I was at Saif al-Islam’s the evening it happened. I was playing with my grandson in one corner of the living room. Saif was standing in front of the TV, his arms folded, stunned by the spectacle on the giant screen. The demonstrations in Tunis were getting bigger and bigger. The crowd was wild and hate was written on everyone’s face. Foaming mouths were screaming for the death penalty. The police were scattering like rats at the inexorable advance of popular fury. No amount of ultimatums or tear gas could stem the human tide.

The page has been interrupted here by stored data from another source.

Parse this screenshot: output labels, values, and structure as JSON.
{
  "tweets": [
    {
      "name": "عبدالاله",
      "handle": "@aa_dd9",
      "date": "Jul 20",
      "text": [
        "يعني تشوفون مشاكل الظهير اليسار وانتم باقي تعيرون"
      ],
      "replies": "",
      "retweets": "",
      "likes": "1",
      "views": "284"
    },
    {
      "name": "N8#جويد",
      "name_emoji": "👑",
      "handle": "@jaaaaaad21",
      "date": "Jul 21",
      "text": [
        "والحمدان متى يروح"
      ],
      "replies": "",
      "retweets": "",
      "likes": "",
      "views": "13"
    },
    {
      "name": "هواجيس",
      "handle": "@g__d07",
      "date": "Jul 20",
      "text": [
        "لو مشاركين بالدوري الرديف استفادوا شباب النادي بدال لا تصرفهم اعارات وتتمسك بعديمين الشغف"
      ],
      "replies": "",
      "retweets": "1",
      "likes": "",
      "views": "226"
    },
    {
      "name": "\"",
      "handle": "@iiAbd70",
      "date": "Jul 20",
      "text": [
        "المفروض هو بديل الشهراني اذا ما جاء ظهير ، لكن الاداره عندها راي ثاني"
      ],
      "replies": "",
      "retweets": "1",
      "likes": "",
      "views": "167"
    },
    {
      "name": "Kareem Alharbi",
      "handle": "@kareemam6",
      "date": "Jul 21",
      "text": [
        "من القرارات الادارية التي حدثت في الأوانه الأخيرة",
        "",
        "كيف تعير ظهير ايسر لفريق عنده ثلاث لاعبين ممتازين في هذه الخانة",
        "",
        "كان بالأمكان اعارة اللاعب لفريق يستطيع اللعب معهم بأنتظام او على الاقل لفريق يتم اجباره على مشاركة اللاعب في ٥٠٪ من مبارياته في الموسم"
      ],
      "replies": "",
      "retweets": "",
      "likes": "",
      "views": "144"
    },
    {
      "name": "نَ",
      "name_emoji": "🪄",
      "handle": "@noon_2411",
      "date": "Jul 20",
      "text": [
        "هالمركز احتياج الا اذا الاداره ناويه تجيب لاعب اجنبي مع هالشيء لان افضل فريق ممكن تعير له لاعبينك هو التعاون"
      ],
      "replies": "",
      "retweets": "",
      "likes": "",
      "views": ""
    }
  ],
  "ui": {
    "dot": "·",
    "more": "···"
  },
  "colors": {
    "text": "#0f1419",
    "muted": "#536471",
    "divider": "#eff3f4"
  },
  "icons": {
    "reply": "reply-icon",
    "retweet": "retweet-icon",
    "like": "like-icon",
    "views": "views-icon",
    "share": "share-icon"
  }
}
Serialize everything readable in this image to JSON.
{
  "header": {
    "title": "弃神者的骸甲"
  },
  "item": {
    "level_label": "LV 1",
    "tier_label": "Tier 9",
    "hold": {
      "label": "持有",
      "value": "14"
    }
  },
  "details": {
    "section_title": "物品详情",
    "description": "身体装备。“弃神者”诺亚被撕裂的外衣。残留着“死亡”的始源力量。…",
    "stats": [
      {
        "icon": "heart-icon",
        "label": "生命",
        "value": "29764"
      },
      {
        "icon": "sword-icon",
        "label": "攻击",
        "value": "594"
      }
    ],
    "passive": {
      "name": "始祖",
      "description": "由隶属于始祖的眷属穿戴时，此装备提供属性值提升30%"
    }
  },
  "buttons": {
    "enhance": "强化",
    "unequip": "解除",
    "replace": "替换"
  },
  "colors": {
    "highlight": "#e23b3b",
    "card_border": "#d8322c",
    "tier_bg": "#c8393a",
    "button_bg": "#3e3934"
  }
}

I paid little attention to the commotion that the Tunisians were making. All the same, I was delighted to see Ben Ali challenged by his citizens. That evening I was the one stifling my giggles while he, in his quavering voice, begged his people to return to their homes. His panic was a treat. It filled me with pleasure. Ever since his bizarre inauguration I had known that he would only fly higher in order to fall further. A gangster elevated to the rank of rais! I was almost ashamed to have him as a fellow leader.
Suddenly Saif punched his fist into his other hand in a gesture of disbelief.
‘He’s gone … Ben Ali’s cleared out.’
‘What did you expect, my son? The man is just a pig in shit. He would mistake a cow’s fart for a gunshot.’
‘It’s unbelievable!’ Saif swallowed indignantly. ‘That’s not how it works. He can’t leave now.’
‘It is always time to leave for those who do not know how to stand up for themselves.’
Saif could not get over it. He kept punching his palm, astounded and outraged at once by the speed of the rais’s departure from the scene.
‘He shames us all, all of us. He has no right to throw in the towel. An Arab chieftain should never give up. That wet rag is humiliating every single one of us.’
‘Not me!’
‘Dammit! He’s the one in charge. He only has to frown to bring everyone back in line. What are his police and army doing?’